A Practical Guide for Nanofiber Production
Electrospinning has emerged as a transformative additive manufacturing technique, bridging nanotechnology with industrial-scale production. In 1887, physicist Charles V. Boys observed that fine fibers could be drawn from a viscous liquid using an electric field – a precursor to what we now call electrospinning. Early 20th-century inventors like John Cooley and William Morton patented methods for electrically producing fibers (1900–1902), and Anton Formhals in 1934 filed the first patent explicitly on electrospinning (“electrical spinning”) to create artificial threads. These foundational efforts laid the groundwork for modern electrospinning, which truly gained momentum in the 1990s when Doshi and Reneker reintroduced the technique and systematically studied how parameters influence fiber formation. Advances in imaging (e.g. scanning electron microscopy) further revealed the nanometer-scale capabilities of electrospinning, solidifying it as a cornerstone of nanofiber fabrication. Today, electrospinning enables the creation of ultrafine fibers that mimic biological materials and possess unique functionalities, driving innovation across multiple industries (Keirouz et al., 2023).

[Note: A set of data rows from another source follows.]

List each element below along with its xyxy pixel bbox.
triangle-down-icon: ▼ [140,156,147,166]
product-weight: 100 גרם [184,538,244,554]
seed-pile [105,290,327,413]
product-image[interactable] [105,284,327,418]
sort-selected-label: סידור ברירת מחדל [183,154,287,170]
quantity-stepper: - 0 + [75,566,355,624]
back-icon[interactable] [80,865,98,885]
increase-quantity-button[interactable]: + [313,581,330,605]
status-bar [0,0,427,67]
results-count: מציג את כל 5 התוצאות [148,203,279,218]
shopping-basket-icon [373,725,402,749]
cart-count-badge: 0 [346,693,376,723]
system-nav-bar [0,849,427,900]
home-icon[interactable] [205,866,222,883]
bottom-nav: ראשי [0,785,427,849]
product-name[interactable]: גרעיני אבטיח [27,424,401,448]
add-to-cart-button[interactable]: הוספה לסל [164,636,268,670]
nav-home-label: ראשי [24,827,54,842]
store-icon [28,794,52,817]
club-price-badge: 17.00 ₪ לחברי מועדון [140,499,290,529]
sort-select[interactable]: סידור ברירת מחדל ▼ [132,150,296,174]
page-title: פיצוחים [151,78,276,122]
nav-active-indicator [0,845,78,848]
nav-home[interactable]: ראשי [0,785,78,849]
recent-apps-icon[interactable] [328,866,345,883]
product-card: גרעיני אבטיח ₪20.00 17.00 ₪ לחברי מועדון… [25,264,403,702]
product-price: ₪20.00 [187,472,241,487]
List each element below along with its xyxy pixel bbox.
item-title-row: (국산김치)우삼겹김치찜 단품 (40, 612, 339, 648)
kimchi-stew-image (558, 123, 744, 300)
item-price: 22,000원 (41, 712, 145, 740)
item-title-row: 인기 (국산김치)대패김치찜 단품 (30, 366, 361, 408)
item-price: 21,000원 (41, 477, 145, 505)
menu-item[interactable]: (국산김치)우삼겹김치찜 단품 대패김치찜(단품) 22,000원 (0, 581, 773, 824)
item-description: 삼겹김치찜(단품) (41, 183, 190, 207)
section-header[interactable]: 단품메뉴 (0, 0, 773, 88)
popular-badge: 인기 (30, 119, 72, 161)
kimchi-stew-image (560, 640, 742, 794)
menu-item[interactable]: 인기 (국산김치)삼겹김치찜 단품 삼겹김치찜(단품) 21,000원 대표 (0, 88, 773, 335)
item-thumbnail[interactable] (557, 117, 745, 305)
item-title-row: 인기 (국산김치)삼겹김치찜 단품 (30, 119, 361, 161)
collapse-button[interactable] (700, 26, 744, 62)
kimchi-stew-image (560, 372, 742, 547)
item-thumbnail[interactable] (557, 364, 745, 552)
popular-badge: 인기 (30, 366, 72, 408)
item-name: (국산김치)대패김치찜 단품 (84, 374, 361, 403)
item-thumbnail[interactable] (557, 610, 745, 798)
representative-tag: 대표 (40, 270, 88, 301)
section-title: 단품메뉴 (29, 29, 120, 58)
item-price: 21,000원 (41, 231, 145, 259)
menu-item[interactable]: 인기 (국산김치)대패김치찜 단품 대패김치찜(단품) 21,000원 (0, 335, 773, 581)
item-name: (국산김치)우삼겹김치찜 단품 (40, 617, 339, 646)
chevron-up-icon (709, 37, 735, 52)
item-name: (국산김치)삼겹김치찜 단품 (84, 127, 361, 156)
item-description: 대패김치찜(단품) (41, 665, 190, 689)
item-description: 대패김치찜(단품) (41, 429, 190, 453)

The appeal of electrospun fibers lies in their exceptionally high surface area-to-volume ratio, porosity, and the ability to tailor their composition and morphology. The global market for electrospun fibers was estimated at about $1.0 billion in 2023, with demand projected to grow at a CAGR of 11.7% through 2030. Notably, the medical and healthcare sector is a major driver of this growth – accounting for roughly one-third of market share – due to a surge in electrospun products like wound dressings, drug delivery systems, tissue scaffolds, and implant coatings. This growth is fueled by the technology’s ability to address pressing needs (e.g. chronic wound care, tissue regeneration) with finely tuned nanofiber solutions, as well as improvements in manufacturing that have made large-scale electrospinning more feasible (Grand View Research, 2024). At the same time, however, the increasing adoption of electrospinning brings new challenges. Issues such as scalability, consistency, and environmental safety (many processes still rely on toxic solvents) have come to the forefront. The following sections explore what electrospinning is, its key application areas, the current challenges limiting its broader use, and how companies like VIVOLTA are developing solutions – such as the MediSpin™ system – to overcome these barriers and set new standards in the field.
Electrospinning is an additive fabrication process that uses electrostatic forces to produce fibers from a polymer solution or melt, with diameters ranging from nanometers to several microns. In a typical setup, a polymer solution is loaded into a syringe ending in a fine needle (the spinneret). A high-voltage power supply applies an electric field to the droplet of solution at the spinneret tip, while a grounded collector (e.g. a metal screen or rotating mandrel) is placed at some distance to receive the fibers. When the voltage rises to a critical value, electrostatic repulsion overcomes the fluid’s surface tension, and the droplet elongates into a conical shape known as the Taylor cone. A thin charged jet of polymer is then ejected from the cone toward the collector. As this jet travels through the air, it undergoes rapid stretching and solvent evaporation, solidifying into ultrafine fibers that deposit on the collector as a nonwoven mat (Ji et al., 2024).